4. Of these five movies, The Last Station is almost certainly the one I like the least. It’s a well-acted movie, of course. Most things that feature Helen Mirren in a leading role are going to be well-acted, but it’s also terribly dull. A wonderful cast has been assembled here for two hours of people talking at each other and not much happening. I don’t know that I can completely object to Mirren’s nomination in a year with so little for me to choose from, but as a movie, I found this entirely forgettable.
3. My guess is that the consensus pick is going to be Carey Mulligan in An Education, but much like Fish Tank, this is a movie that everyone else on the planet seems to like a lot more than I do. Nothing against Mulligan here, who is good in a role that I don’t like much, but for as much as everyone else seems to love this film, I found everything about it, including all of the performances, kind of derivative of other things. Go ahead and attack me in the comments below, because I know y’all want to.
My Choice
2. There are few acting debuts as good as Gabourey Sidibe in Precious, and I could probably be argued into giving her the Oscar. While the movie itself is one that, in my mind, becomes lesser and lesser over the years, Sidibe is genuinely good in a difficult role. It may be the fact that this movie is one of those misery parfait films that seem to aggravate me when I come across them, but there is something that holds me back a little from putting her at the top. As I said, I’ll hear arguments for it, and in a lot of other years, she’d be an easy pick.

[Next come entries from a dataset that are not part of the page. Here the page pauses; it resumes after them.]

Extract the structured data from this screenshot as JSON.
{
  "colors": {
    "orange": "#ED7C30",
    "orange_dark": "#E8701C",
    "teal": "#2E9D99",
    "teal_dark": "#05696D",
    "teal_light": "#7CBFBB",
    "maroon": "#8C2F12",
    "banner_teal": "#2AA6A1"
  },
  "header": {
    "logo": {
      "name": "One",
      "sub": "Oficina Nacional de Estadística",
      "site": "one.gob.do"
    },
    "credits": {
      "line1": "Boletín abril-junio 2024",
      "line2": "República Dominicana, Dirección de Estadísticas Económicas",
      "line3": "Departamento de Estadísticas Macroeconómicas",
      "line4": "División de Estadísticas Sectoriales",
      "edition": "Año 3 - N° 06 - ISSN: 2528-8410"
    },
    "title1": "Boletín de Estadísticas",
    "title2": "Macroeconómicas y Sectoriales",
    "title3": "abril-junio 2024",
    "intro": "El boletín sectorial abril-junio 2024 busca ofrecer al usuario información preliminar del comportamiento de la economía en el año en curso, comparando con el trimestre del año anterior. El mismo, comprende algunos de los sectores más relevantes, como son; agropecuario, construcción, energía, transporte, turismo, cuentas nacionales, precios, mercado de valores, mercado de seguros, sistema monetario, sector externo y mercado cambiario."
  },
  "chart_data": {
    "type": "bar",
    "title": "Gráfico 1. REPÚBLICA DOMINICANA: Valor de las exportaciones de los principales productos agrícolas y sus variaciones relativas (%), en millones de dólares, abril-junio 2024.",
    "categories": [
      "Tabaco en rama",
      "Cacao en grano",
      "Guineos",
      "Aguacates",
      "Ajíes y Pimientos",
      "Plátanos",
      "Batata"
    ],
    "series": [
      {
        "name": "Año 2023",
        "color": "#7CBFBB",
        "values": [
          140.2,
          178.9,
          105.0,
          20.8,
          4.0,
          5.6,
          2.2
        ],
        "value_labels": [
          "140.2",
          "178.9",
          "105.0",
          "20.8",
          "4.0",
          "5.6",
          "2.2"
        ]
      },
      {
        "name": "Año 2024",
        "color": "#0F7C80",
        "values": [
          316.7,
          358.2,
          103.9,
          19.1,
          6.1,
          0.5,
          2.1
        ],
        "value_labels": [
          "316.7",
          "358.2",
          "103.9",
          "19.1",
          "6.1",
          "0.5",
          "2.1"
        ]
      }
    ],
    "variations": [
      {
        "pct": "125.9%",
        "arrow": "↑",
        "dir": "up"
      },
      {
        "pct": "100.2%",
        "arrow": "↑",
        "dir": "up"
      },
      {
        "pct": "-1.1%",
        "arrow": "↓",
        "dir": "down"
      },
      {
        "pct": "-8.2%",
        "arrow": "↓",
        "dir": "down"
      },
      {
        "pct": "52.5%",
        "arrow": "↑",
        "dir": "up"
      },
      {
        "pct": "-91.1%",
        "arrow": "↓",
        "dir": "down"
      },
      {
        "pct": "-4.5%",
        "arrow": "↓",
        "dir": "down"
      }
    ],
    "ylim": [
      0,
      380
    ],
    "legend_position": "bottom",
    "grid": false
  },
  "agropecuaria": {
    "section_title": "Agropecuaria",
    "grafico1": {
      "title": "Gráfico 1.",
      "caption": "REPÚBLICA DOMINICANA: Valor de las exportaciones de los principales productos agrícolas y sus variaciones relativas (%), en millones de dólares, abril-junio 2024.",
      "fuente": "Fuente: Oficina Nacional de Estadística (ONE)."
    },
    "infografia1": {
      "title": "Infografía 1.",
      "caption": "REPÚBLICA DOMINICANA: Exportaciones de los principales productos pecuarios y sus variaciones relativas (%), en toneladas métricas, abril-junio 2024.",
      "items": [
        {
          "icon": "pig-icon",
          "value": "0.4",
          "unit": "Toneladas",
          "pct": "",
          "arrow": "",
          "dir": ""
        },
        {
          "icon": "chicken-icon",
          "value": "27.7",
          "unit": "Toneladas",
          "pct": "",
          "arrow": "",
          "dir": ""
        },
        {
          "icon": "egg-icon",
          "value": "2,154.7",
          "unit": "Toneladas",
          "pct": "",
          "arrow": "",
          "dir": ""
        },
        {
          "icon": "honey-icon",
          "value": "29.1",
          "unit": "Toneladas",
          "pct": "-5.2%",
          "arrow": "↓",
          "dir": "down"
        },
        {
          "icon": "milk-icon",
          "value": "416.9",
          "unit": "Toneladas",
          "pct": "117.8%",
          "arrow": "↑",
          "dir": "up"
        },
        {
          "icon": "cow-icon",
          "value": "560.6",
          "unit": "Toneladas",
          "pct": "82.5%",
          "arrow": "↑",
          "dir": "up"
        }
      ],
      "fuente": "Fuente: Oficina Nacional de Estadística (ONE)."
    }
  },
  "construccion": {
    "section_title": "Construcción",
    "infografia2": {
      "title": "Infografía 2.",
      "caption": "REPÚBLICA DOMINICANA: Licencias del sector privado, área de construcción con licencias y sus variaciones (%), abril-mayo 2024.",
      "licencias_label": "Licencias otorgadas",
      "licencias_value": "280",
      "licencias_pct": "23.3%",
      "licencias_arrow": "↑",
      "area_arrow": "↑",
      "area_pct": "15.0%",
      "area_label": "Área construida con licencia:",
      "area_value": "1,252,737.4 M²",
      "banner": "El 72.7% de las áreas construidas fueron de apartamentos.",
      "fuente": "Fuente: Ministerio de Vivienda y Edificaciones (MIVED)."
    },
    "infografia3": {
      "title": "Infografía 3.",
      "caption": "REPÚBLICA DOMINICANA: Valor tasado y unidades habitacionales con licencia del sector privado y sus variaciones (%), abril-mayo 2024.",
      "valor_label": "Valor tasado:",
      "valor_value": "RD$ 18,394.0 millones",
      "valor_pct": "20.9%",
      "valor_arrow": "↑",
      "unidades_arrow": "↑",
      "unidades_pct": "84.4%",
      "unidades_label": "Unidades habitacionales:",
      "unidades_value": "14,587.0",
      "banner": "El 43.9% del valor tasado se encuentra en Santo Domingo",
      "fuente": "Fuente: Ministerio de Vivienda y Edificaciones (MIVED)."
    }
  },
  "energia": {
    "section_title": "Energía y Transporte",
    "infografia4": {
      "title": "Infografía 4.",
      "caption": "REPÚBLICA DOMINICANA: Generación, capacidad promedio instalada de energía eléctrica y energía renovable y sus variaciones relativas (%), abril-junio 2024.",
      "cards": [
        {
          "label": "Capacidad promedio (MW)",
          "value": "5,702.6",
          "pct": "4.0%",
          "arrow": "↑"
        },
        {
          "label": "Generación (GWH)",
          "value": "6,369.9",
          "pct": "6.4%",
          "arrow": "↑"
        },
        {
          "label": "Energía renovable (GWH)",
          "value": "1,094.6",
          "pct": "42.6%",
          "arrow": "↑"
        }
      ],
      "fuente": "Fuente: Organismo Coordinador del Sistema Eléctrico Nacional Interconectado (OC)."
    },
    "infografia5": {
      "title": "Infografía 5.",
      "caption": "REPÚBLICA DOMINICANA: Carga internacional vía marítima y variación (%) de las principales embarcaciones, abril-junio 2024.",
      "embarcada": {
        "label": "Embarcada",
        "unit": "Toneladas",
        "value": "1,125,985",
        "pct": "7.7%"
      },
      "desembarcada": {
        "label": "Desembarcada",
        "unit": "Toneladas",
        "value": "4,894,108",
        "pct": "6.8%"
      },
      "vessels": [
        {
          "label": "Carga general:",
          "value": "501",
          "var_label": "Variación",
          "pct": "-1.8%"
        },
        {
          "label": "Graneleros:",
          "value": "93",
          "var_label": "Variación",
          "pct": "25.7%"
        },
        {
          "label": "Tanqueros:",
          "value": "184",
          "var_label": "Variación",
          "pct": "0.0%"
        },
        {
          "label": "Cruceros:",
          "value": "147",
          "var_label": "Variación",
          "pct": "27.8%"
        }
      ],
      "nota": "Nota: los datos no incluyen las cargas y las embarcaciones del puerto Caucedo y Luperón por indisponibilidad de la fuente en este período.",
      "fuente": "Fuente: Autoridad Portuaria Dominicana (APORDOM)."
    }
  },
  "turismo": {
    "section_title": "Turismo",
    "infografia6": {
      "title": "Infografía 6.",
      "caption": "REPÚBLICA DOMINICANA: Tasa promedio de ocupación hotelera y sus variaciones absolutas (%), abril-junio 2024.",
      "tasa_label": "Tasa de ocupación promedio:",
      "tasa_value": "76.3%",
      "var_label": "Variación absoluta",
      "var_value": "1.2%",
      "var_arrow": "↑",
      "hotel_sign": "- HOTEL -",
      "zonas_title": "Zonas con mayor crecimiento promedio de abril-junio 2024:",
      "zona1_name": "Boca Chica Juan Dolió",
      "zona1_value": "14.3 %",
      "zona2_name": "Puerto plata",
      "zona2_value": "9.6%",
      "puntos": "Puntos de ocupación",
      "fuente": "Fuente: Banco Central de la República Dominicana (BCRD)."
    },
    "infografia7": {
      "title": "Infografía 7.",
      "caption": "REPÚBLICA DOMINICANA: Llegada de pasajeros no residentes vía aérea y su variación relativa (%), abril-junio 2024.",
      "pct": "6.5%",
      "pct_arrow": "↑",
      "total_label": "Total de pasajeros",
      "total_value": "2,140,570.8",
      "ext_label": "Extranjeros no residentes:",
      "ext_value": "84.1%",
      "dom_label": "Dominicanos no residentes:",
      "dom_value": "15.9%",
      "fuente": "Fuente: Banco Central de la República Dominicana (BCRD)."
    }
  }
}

1. What stops me from giving this to Sidibe is the absolute mastery of Meryl Streep in Julie & Julia. Once again, this is a movie I didn’t like that much in large part because of just how unpleasant I found Julie to be as a character. The only thing that saves the movie for me at all is just how much of a joy Streep is as Julia Child. She inhabits this role so beautifully and completely and perfectly that I can’t imagine anyone else doing it. Streep has had tons of Oscar success in her lifetime, not all of it deserved (I’m looking at you, Iron Lady), but this is a case where she was robbed.